Esse manifesto é denuncia, densa advertência e também um apelo ao Poder Judiciário e ao Congresso Nacional, para que registrem e ajam eficientemente pelo controle da constitucionalidade, em prol dos princípios que definem, obrigatoriamente, as relações internacionais do Brasil com outros Estados e outros povos. São os princípios da Constituição do Brasil, que todas as autoridades civis e militares juram cumprir, mas com aparente indiferença nem avaliam a desfaçatez e a ousadia com que são eles violados, colocando em risco os interesses políticos, econômicos, culturais e militares, que devem ser direcionados à construção da paz, para que se realize, internamente,“os objetivos fundamentais da República Federativa do Brasil que são:
I- construir uma sociedade livre, justa e solidária, II- garantir o desenvolvimento nacional, III- erradicara pobreza e a marginalização, reduzir as desigualdades sociais e regionais, IV- promover o bem de todos, sem preconceitos de origem, raça, sexo, cor, idade e quaisquer outras formas de discriminação, praticando na política externa os princípios da I- Independência nacional, II prevalência dos direitos humanos, III- autodeterminação dos povos, IV- não intervenção, V- igualdade entre os Estados, VI- defesa da paz, VII- solução pacífica dos conflitos, VIII- repúdio ao terrorismo e ao racismo, IV – cooperação entre os povos para o progresso da humanidade, X-concessão de asilo. E, ainda, “buscar a integração econômica, política, social e cultural dos povos da América Latina, visando à formação de uma comunidade latino-americana de nações”.

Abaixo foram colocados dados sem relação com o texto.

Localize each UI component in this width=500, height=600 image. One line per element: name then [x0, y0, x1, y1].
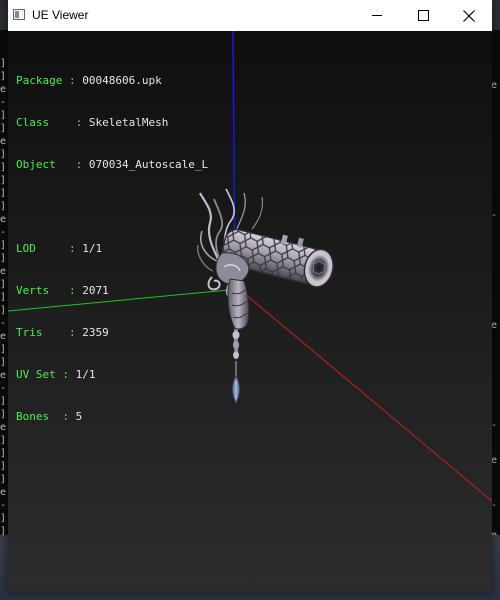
info-row-bones: Bones : 5 [16, 410, 208, 424]
terminal-glyph-left: e [0, 266, 7, 277]
info-row-verts: Verts : 2071 [16, 284, 208, 298]
terminal-glyph-left: e [0, 422, 7, 433]
terminal-glyph-left: ] [0, 71, 7, 82]
terminal-glyph-left: ] [0, 58, 7, 69]
bones-pad [49, 410, 56, 423]
terminal-glyph-left: ] [0, 305, 7, 316]
terminal-glyph-right: e [491, 455, 498, 466]
axis-x-red [238, 288, 492, 502]
tris-sep: : [62, 326, 83, 339]
verts-value: 2071 [82, 284, 109, 297]
info-row-tris: Tris : 2359 [16, 326, 208, 340]
terminal-glyph-left: - [0, 500, 7, 511]
verts-label: Verts [16, 284, 50, 297]
terminal-glyph-left: - [0, 318, 7, 329]
terminal-glyph-left: ] [0, 175, 7, 186]
terminal-glyph-right: e [491, 80, 498, 91]
tris-label: Tris [16, 326, 43, 339]
terminal-glyph-left: ] [0, 409, 7, 420]
terminal-glyph-left: ] [0, 162, 7, 173]
minimize-button[interactable] [354, 0, 400, 31]
class-value: SkeletalMesh [88, 116, 169, 129]
minimize-icon [372, 15, 382, 16]
terminal-glyph-left: ] [0, 526, 7, 535]
object-pad [56, 158, 69, 171]
terminal-glyph-left: ] [0, 357, 7, 368]
object-sep: : [69, 158, 89, 171]
lod-label: LOD [16, 242, 36, 255]
terminal-glyph-left: ] [0, 396, 7, 407]
info-row-uvset: UV Set : 1/1 [16, 368, 208, 382]
info-row-package: Package : 00048606.upk [16, 74, 208, 88]
terminal-glyph-left: ] [0, 344, 7, 355]
terminal-glyph-left: ] [0, 201, 7, 212]
skeletal-mesh [196, 188, 334, 405]
3d-viewport[interactable]: Package : 00048606.upk Class : SkeletalM… [8, 31, 492, 592]
window-title: UE Viewer [32, 8, 89, 22]
terminal-glyph-right: - [491, 500, 498, 511]
terminal-glyph-left: e [0, 331, 7, 342]
bones-value: 5 [75, 410, 83, 423]
verts-sep: : [62, 284, 83, 297]
terminal-glyph-left: e [0, 136, 7, 147]
class-pad [49, 116, 69, 129]
bones-sep: : [55, 410, 76, 423]
close-icon [463, 9, 475, 22]
terminal-glyph-left: e [0, 487, 7, 498]
background-terminal-left: ]] e -]] e]]]]] e -]] e]]] - e]] e -]] e]]]] e -]] [0, 30, 8, 535]
terminal-glyph-left: e [0, 370, 7, 381]
package-label: Package [16, 74, 63, 87]
terminal-glyph-right: - [491, 420, 498, 431]
terminal-glyph-left: ] [0, 110, 7, 121]
terminal-glyph-left: - [0, 383, 7, 394]
mesh-info-panel: Package : 00048606.upk Class : SkeletalM… [16, 46, 208, 452]
info-row-class: Class : SkeletalMesh [16, 116, 208, 130]
background-terminal-right: e-e-e-e- [491, 30, 500, 535]
close-button[interactable] [446, 0, 492, 31]
info-row-lod: LOD : 1/1 [16, 242, 208, 256]
terminal-glyph-left: ] [0, 435, 7, 446]
object-label: Object [16, 158, 56, 171]
info-row-object: Object : 070034_Autoscale_L [16, 158, 208, 172]
terminal-glyph-left: ] [0, 461, 7, 472]
lod-pad [36, 242, 63, 255]
terminal-glyph-left: ] [0, 240, 7, 251]
terminal-glyph-right: - [491, 210, 498, 221]
terminal-glyph-left: - [0, 97, 7, 108]
terminal-glyph-left: ] [0, 279, 7, 290]
app-window-icon [13, 9, 25, 20]
class-sep: : [69, 116, 89, 129]
uvset-value: 1/1 [75, 368, 96, 381]
terminal-glyph-left: ] [0, 474, 7, 485]
lod-value: 1/1 [82, 242, 103, 255]
terminal-glyph-left: ] [0, 253, 7, 264]
class-label: Class [16, 116, 50, 129]
info-row-blank [16, 200, 208, 214]
terminal-glyph-right: e [491, 320, 498, 331]
terminal-glyph-left: ] [0, 149, 7, 160]
terminal-glyph-left: e [0, 84, 7, 95]
terminal-glyph-left: ] [0, 448, 7, 459]
terminal-glyph-left: - [0, 227, 7, 238]
package-value: 00048606.upk [82, 74, 162, 87]
terminal-glyph-left: ] [0, 513, 7, 524]
maximize-button[interactable] [400, 0, 446, 31]
package-sep: : [62, 74, 83, 87]
terminal-glyph-left: ] [0, 188, 7, 199]
ue-viewer-window: UE Viewer Package: 00048606.upk Class:… [8, 0, 492, 592]
title-bar[interactable]: UE Viewer [8, 0, 492, 31]
terminal-glyph-left: e [0, 214, 7, 225]
bones-label: Bones [16, 410, 50, 423]
tris-pad [43, 326, 63, 339]
uvset-label: UV Set [16, 368, 56, 381]
object-value: 070034_Autoscale_L [88, 158, 209, 171]
tris-value: 2359 [82, 326, 109, 339]
uvset-sep: : [55, 368, 76, 381]
terminal-glyph-left: ] [0, 123, 7, 134]
maximize-icon [417, 10, 429, 21]
terminal-glyph-left: ] [0, 292, 7, 303]
verts-pad [49, 284, 62, 297]
lod-sep: : [62, 242, 83, 255]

Importante foi a direção do apelo ao Supremo Tribunal Federal, mas faltou esclarecer que o Poder Judiciário precisa ser objetivamente provocado, por algum procedimento de responsabilização para se pronunciar. O endereço certo, político-jurídico é do Congresso Nacional, que poderia instalar uma Comissão Parlamentar de Investigação mista, para apurar os fatos concretos e determinados que marcam a orientação da política externa brasileira, que tem o despudor de violar a constituição e ficar por isso mesmo.
E também o endereço é o das Forças Armadas, não para intervir no judiciário, ou desacreditá-lo com pronunciamentos pontuais, que elevam a temperatura do descredito institucional, mas para repetir a altivez do pronunciamento do Ministro da Guerra, em 1947, que somado aos dois discursos do deputado constituinte, professor Gofredo da Silva Telles, impediram que a Amazônia fosse entregue a um Instituto Internacional, ou ainda repetir a altivez do general Lott que garantiu a posse do presidente eleito em 1955, Juscelino Kubitschek, ou como tantos outros oficiais nacionalistas que defenderam a Petrobras.
Afinal, todos têm o dever de defender a Constituição e a democracia.